Grey market for electronic goods in Chennai, India

Ritchie street is the grey market or unorganized shopping hub for electronic goods, chiefly from China and Korea, in Chennai, India. The market is centered in Ritchie Street and is spread through the surrounding Narasingapuram Street, Wallers Street, Meeran Sahib Street, Mohammed Hussain Sahib Street, and Guruappa Road, all adjacent to Anna Salai (formerly Mount Road). The street is always crowded, and very little space is available for movement of vehicles or pedestrians. It is also infamous for its sale of illegally copied content like video games and movies and had been listed as a notorious market in 2009 and 2010 by the USTR for selling counterfeit software, media and goods.

Ritchie street started as a radio market and then transformed into a market for televisions, computers, mobile phones and laptops.
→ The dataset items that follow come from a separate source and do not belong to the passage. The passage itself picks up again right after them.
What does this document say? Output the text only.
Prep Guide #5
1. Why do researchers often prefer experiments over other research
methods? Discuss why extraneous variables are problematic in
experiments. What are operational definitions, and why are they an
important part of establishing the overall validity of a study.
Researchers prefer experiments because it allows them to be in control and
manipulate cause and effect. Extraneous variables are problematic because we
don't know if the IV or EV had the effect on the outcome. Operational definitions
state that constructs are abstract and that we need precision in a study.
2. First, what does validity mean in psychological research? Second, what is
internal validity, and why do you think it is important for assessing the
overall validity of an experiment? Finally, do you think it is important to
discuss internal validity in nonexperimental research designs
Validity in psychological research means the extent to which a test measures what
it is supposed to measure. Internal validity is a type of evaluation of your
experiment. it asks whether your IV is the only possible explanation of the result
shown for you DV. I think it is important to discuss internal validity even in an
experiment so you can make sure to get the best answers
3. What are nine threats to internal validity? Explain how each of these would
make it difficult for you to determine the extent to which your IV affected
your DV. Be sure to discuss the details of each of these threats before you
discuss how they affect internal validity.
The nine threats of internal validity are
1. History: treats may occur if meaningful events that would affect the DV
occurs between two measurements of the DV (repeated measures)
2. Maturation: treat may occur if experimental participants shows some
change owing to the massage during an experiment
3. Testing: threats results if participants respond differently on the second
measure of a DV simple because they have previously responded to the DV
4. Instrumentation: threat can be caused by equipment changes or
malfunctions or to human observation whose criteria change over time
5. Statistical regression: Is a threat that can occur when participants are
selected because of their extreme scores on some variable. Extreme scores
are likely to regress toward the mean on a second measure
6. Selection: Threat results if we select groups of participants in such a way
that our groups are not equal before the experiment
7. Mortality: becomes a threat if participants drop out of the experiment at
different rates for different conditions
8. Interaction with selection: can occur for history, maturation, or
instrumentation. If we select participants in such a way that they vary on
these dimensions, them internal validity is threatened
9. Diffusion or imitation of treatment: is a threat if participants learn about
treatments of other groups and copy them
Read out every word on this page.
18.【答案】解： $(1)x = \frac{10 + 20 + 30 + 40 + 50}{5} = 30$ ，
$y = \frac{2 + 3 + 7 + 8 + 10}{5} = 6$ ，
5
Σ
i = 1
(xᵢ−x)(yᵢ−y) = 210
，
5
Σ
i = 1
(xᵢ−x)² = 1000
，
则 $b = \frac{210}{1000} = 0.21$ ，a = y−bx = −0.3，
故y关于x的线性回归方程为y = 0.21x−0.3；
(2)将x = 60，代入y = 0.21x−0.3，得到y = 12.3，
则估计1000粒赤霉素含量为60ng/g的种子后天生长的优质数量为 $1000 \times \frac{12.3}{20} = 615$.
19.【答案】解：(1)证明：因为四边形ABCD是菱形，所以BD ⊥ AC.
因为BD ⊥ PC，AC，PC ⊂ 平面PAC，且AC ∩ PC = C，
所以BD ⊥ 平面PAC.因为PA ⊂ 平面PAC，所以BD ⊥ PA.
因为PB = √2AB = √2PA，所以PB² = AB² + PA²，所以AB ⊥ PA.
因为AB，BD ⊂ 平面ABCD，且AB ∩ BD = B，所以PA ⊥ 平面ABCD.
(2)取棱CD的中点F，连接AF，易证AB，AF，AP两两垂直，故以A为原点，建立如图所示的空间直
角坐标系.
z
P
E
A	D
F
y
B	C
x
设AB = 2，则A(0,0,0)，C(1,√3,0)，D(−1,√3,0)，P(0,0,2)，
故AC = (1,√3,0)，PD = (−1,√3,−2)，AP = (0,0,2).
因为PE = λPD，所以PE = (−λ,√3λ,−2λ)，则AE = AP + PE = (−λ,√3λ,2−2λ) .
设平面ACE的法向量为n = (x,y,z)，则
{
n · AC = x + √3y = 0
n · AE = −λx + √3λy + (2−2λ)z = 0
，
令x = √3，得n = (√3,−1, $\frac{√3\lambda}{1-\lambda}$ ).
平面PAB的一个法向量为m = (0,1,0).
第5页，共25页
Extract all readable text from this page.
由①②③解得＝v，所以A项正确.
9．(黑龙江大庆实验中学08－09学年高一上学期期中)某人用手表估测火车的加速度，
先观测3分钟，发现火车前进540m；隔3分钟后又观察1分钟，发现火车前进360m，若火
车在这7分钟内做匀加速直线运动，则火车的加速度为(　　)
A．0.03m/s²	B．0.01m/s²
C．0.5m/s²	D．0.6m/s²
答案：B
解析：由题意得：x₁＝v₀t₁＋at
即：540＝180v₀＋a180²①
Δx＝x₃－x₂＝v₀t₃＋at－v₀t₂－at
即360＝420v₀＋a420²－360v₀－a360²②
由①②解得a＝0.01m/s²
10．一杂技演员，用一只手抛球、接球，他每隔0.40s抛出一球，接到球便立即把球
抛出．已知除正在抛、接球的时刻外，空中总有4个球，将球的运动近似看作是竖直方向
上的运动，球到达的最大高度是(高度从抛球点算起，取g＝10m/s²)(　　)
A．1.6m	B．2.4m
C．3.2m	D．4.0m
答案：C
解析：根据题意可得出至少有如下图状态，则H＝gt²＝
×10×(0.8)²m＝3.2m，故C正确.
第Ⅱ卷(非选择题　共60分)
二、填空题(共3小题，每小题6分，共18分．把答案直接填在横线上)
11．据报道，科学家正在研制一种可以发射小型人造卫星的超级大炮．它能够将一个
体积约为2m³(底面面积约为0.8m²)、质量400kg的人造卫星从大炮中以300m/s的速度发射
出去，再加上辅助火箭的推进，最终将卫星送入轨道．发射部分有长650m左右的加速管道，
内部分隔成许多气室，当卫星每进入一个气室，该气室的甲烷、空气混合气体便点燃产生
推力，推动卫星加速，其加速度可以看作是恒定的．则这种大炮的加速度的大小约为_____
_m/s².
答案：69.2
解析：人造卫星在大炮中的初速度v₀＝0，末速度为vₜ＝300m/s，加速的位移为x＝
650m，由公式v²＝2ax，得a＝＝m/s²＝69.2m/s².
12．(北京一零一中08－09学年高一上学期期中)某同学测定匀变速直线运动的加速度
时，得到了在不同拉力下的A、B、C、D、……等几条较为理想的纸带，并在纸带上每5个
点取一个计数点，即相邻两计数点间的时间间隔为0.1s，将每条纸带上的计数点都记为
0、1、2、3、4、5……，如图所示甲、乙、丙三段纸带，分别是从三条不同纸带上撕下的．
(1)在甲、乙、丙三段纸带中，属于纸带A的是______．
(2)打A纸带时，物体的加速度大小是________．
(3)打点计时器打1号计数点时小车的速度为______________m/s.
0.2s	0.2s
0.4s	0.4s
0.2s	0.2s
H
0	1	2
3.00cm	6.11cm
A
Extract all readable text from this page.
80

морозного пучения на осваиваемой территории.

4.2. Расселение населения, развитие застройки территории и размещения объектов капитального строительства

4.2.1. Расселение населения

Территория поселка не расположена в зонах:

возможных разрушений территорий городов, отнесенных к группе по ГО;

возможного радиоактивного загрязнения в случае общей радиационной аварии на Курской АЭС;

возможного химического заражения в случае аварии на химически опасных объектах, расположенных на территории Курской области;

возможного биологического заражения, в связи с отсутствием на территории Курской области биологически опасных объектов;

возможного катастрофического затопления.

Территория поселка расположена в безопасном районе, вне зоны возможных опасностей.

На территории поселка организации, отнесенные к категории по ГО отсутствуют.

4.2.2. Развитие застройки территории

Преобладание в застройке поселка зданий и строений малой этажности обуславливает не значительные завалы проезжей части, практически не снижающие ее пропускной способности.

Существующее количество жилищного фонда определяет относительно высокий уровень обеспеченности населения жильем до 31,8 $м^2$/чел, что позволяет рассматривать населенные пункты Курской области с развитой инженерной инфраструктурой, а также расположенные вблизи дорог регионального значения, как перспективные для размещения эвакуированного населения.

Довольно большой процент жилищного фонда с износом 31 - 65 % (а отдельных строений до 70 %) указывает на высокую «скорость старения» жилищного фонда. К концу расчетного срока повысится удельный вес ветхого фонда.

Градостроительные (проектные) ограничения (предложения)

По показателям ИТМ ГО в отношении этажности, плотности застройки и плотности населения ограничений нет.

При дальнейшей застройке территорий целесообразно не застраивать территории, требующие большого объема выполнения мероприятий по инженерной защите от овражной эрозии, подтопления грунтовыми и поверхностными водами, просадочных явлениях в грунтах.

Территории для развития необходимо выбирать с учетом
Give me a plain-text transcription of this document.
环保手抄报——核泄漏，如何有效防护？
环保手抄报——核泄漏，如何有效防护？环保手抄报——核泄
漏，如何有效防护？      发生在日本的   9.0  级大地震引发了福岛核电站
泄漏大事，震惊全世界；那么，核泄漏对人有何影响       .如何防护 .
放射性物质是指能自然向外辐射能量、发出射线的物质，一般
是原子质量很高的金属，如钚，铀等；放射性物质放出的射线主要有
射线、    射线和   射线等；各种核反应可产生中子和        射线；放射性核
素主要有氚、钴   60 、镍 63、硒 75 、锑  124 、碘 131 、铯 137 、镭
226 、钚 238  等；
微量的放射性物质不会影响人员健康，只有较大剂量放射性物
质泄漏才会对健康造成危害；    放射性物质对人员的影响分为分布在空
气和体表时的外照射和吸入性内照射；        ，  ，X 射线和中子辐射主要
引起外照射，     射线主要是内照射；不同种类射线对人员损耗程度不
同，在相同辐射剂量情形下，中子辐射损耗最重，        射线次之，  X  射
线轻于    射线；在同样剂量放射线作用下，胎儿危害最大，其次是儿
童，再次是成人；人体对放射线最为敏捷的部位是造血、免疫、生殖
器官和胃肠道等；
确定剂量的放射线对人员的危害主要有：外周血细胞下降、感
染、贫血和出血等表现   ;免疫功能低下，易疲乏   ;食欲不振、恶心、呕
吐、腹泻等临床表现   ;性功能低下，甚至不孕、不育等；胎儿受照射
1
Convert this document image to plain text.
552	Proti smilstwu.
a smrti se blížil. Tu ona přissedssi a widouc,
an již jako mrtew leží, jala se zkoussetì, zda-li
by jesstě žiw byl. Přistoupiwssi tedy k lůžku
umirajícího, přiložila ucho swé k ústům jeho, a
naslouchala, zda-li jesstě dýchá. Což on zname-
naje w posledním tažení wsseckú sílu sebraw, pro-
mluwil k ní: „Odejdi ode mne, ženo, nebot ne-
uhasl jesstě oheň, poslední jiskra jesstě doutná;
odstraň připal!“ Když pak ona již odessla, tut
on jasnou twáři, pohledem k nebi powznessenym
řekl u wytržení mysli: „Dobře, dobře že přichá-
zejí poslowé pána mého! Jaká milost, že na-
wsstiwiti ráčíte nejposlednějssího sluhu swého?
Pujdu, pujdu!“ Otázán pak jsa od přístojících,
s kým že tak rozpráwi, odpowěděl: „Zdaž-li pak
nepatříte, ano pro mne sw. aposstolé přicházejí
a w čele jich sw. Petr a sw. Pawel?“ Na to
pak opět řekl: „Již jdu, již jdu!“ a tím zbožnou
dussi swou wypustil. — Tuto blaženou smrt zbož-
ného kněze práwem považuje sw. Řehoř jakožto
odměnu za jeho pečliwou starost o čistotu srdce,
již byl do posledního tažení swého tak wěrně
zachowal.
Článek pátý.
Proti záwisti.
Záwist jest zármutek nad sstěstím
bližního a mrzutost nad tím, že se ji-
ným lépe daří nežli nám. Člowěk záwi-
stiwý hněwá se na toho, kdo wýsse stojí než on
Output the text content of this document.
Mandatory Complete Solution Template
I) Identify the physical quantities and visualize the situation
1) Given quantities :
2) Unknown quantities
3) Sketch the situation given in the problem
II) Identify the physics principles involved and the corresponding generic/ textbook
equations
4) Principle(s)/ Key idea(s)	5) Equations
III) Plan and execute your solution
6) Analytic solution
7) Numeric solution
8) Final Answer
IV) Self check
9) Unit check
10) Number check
Today, the street has over 2,500 shops employing 15,000 people.

Ritchie Street is credited as the second largest electronic market for computer spares and peripherals in India, after Nehru Place, New Delhi, India. The market has a wide variety of goods ranging from electronics and robotics to LED lighting. The marketplace usually starts buzzing at around 11 am and dwindles at around 10 pm, after which it becomes difficult to find an open shop. This is due to the nature of the customers who visit Ritchie street, who are mostly working professionals and students. People usually get good deals for anything and everything, which is the reason why people flock to Ritchie street to buy goods.